Known worldwide for its colorful hoodoos and grand vistas as well as its unique location high up on the Colorado Plateau, Bryce Canyon is the ultimate outdoor destination and where you choose to stay will greatly impact your experience. The Bryce Canyon area offers a wide range of lodging options including campgrounds, hotels, cabins, inns and even Indian Tipis. No matter where you plan on staying, Bryce Canyon is a place to relax, unwind and experience the most dramatic displays nature has to offer.

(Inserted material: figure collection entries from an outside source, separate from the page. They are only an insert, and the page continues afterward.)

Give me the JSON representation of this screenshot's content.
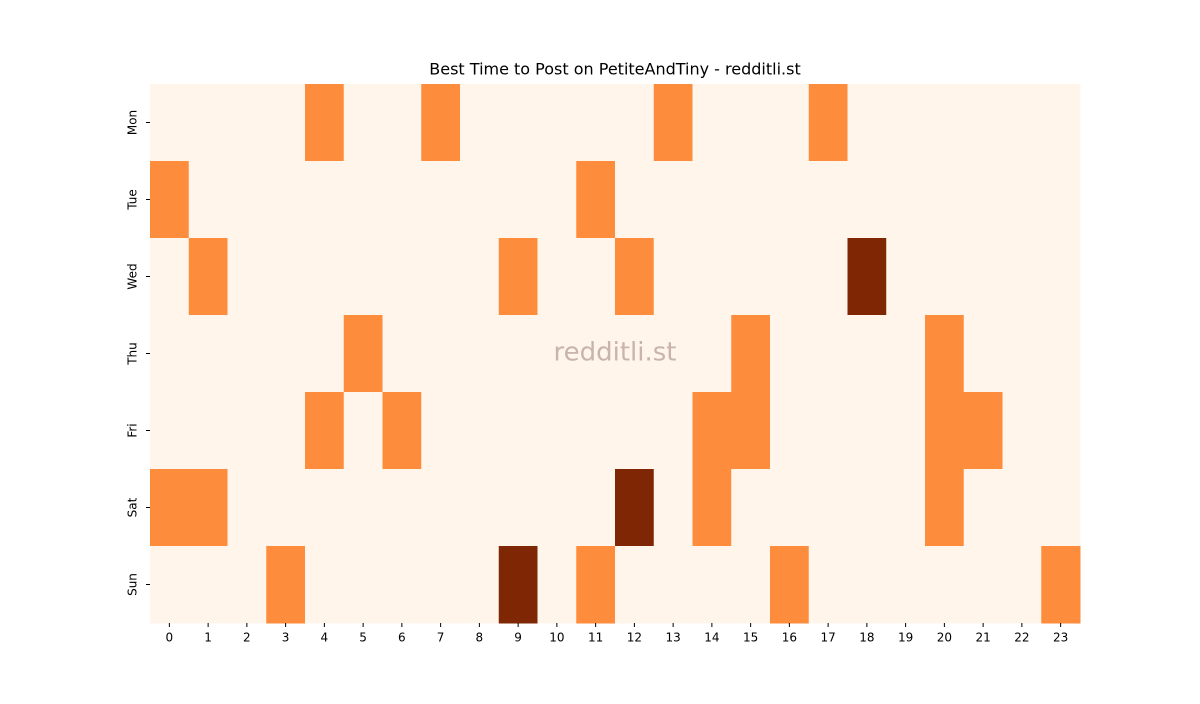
{
  "chart_data": {
    "type": "heatmap",
    "title": "Best Time to Post on PetiteAndTiny - redditli.st",
    "watermark": "redditli.st",
    "x_categories": [
      "0",
      "1",
      "2",
      "3",
      "4",
      "5",
      "6",
      "7",
      "8",
      "9",
      "10",
      "11",
      "12",
      "13",
      "14",
      "15",
      "16",
      "17",
      "18",
      "19",
      "20",
      "21",
      "22",
      "23"
    ],
    "y_categories": [
      "Mon",
      "Tue",
      "Wed",
      "Thu",
      "Fri",
      "Sat",
      "Sun"
    ],
    "colors": [
      "#fff5eb",
      "#fd8d3c",
      "#7f2704"
    ],
    "values": [
      [
        0,
        0,
        0,
        0,
        1,
        0,
        0,
        1,
        0,
        0,
        0,
        0,
        0,
        1,
        0,
        0,
        0,
        1,
        0,
        0,
        0,
        0,
        0,
        0
      ],
      [
        1,
        0,
        0,
        0,
        0,
        0,
        0,
        0,
        0,
        0,
        0,
        1,
        0,
        0,
        0,
        0,
        0,
        0,
        0,
        0,
        0,
        0,
        0,
        0
      ],
      [
        0,
        1,
        0,
        0,
        0,
        0,
        0,
        0,
        0,
        1,
        0,
        0,
        1,
        0,
        0,
        0,
        0,
        0,
        2,
        0,
        0,
        0,
        0,
        0
      ],
      [
        0,
        0,
        0,
        0,
        0,
        1,
        0,
        0,
        0,
        0,
        0,
        0,
        0,
        0,
        0,
        1,
        0,
        0,
        0,
        0,
        1,
        0,
        0,
        0
      ],
      [
        0,
        0,
        0,
        0,
        1,
        0,
        1,
        0,
        0,
        0,
        0,
        0,
        0,
        0,
        1,
        1,
        0,
        0,
        0,
        0,
        1,
        1,
        0,
        0
      ],
      [
        1,
        1,
        0,
        0,
        0,
        0,
        0,
        0,
        0,
        0,
        0,
        0,
        2,
        0,
        1,
        0,
        0,
        0,
        0,
        0,
        1,
        0,
        0,
        0
      ],
      [
        0,
        0,
        0,
        1,
        0,
        0,
        0,
        0,
        0,
        2,
        0,
        1,
        0,
        0,
        0,
        0,
        1,
        0,
        0,
        0,
        0,
        0,
        0,
        1
      ]
    ]
  }
}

1. Bryce Canyon National Park Camping

Bryce Canyon National Park has 2 main campgrounds, North Campground and Sunset Campground. Both have around 105 campsites with most people heading to Sunset Campground due to its proximity to the main hiking trails. After a long day of sightseeing and hiking, in park campgrounds offers individuals an easy transition to evening activities with everything from scheduled walks to guided hikes, evening campfire programs and stargazing events. BCNP does not accept reservations for Sunset Campground so if you plan on camping inside the park, get there before the afternoon crowds to ensure a spot. Nestled in the middle of Ponderosa Pine forest under some of the clearest skies on earth, camping in Bryce Canyon is truly an incredible experience not to be missed.

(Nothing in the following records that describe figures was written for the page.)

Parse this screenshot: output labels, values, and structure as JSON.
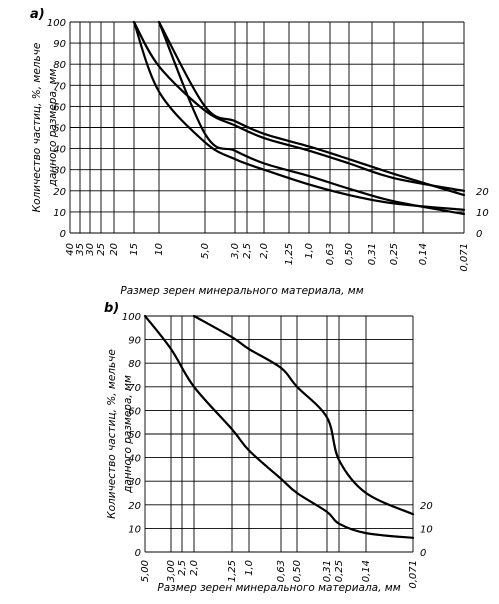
{
  "chart_data": [
    {
      "type": "line",
      "panel_label": "a)",
      "xlabel": "Размер зерен минерального материала, мм",
      "ylabel": "Количество частиц, %, мельче данного размера, мм",
      "x_tick_labels": [
        "40",
        "35",
        "30",
        "25",
        "20",
        "15",
        "10",
        "5,0",
        "3,0",
        "2,5",
        "2,0",
        "1,25",
        "1,0",
        "0,63",
        "0,50",
        "0,31",
        "0,25",
        "0,14",
        "0,071"
      ],
      "y_tick_labels": [
        "0",
        "10",
        "20",
        "30",
        "40",
        "50",
        "60",
        "70",
        "80",
        "90",
        "100"
      ],
      "right_tick_labels": [
        "0",
        "10",
        "20"
      ],
      "ylim": [
        0,
        100
      ],
      "series": [
        {
          "x": [
            "15",
            "10",
            "5,0",
            "3,0",
            "2,0",
            "1,0",
            "0,50",
            "0,25",
            "0,071"
          ],
          "y": [
            100,
            79,
            58,
            51,
            45,
            39,
            33,
            26,
            20
          ]
        },
        {
          "x": [
            "15",
            "10",
            "5,0",
            "3,0",
            "2,0",
            "1,0",
            "0,50",
            "0,25",
            "0,071"
          ],
          "y": [
            100,
            67,
            43,
            35,
            30,
            23,
            18,
            14,
            11
          ]
        },
        {
          "x": [
            "10",
            "5,0",
            "3,0",
            "2,0",
            "1,0",
            "0,50",
            "0,25",
            "0,071"
          ],
          "y": [
            100,
            60,
            53,
            47,
            41,
            35,
            28,
            18
          ]
        },
        {
          "x": [
            "10",
            "5,0",
            "3,0",
            "2,0",
            "1,0",
            "0,50",
            "0,25",
            "0,071"
          ],
          "y": [
            100,
            47,
            39,
            33,
            27,
            21,
            15,
            9
          ]
        }
      ]
    },
    {
      "type": "line",
      "panel_label": "b)",
      "xlabel": "Размер зерен минерального материала, мм",
      "ylabel": "Количество частиц, %, мельче данного размера, мм",
      "x_tick_labels": [
        "5,00",
        "3,00",
        "2,5",
        "2,0",
        "1,25",
        "1,0",
        "0,63",
        "0,50",
        "0,31",
        "0,25",
        "0,14",
        "0,071"
      ],
      "y_tick_labels": [
        "0",
        "10",
        "20",
        "30",
        "40",
        "50",
        "60",
        "70",
        "80",
        "90",
        "100"
      ],
      "right_tick_labels": [
        "0",
        "10",
        "20"
      ],
      "ylim": [
        0,
        100
      ],
      "series": [
        {
          "x": [
            "2,0",
            "1,25",
            "1,0",
            "0,63",
            "0,50",
            "0,31",
            "0,25",
            "0,14",
            "0,071"
          ],
          "y": [
            100,
            91,
            86,
            78,
            70,
            57,
            39,
            25,
            16
          ]
        },
        {
          "x": [
            "5,00",
            "3,00",
            "2,0",
            "1,25",
            "1,0",
            "0,63",
            "0,50",
            "0,31",
            "0,25",
            "0,14",
            "0,071"
          ],
          "y": [
            100,
            86,
            70,
            52,
            43,
            31,
            25,
            17,
            12,
            8,
            6
          ]
        }
      ]
    }
  ]
}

2. The Lodge at Bryce Canyon

A little less rustic than camping, yet still cozy and convenient, the Bryce Canyon Lodge is located entirely within the park just steps away from the canyon’s main amphitheater and features 114 rooms including lodge suites, motel rooms and cabins. Reservations are highly recommended and rooms are available for around $175 per night. When you stay here, you’ll experience convenience and comfortability in its purest form.

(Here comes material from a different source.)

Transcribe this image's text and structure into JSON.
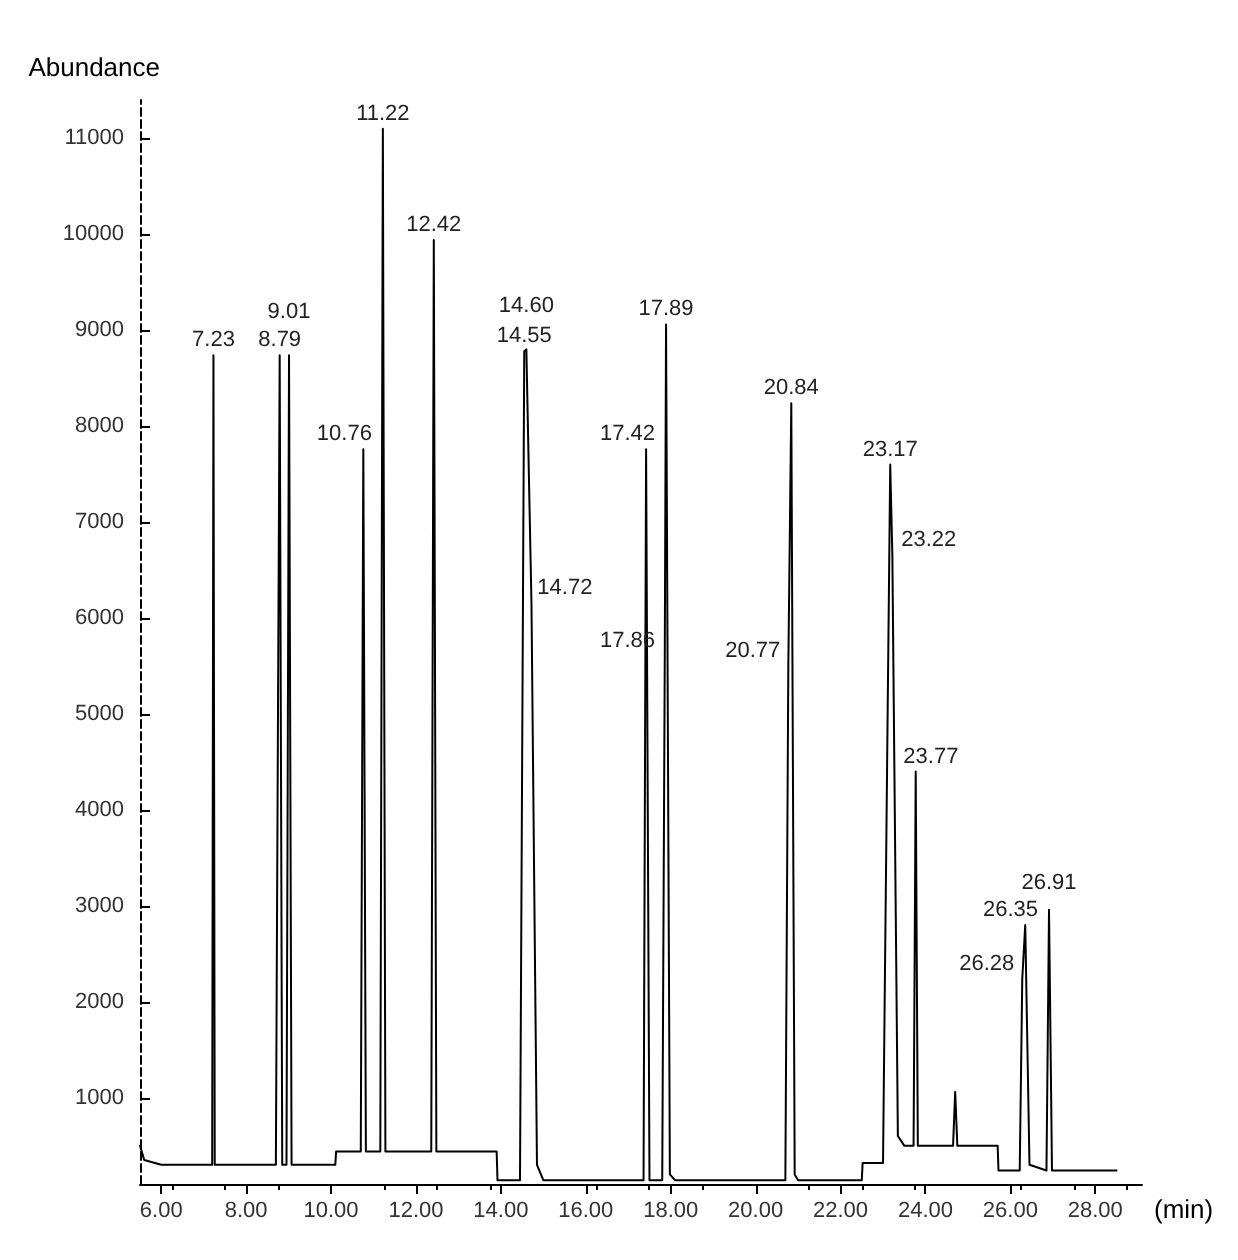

3. Bryce Canyon City Hotels

Just outside the boundaries of the park entrance lies several hotels filled with all the amenities you’re looking for during a stay in Bryce Canyon country. There are 3 main hotels that visitors usually stay at that are within a couple miles of the park entrance: Ruby’s Inn, Best Western Grand Hotel and Bryce Canyon Lodge. Ruby’s Inn is the closest hotel to the entrance of the park with numerous standard in-room features and is the perfect place to stay as a base for exploration of the beautiful surrounding areas. Besides hotel rooms, Ruby’s has an RV park, campground, cabins and authentic Native American tipi’s on site. A stay at Ruby’s Inn will provide an at home experience with the magnificent vistas of Bryce Canyon National Park in your backyard. Bryce Canyon Lodge is another viable option, located on U-63, the road that leads up to the park entrance across the street from Ruby’s Inn. Both Ruby’s and Bryce Canyon Lodge are popular lodging spots since the Bryce Canyon shuttle stop is located directly in front of Ruby’s Inn which provides a stress free start and end to your day. Rates are generally around $52 per night during the off season and $130 per night at peak months in the summer. If you feel like spending a little more money for a more luxurious and intimate experience, head down the road to Utah’s Scenic Byway 12 and make a reservation at Best Western’s Grand Hotel. It is the highest rated hotel in the Bryce Canyon with 164 deluxe guestrooms and suites priced anywhere from $75 to $310 per night.

4. Tropic, UT Log Cabins

10 minutes east from the main path of Bryce Canyon, lies the small town of Tropic, UT. Many visitors to Bryce Canyon National Park choose to stay here because of the fewer crowds and lower accommodation prices compared to the hotels right next to the park. Serving as a gateway town to Bryce, Tropic is a very charming and relaxed place to stay and when you lodge here, you’ll enjoy total peace of mind while enjoying all the natural wonders that surround you. While there are many cabins to choose from, the log cabins at Bryce Canyon Inn come highly recommended and with rooms starting at only $39 per night, it’s the cheapest option in the entire Bryce Canyon area.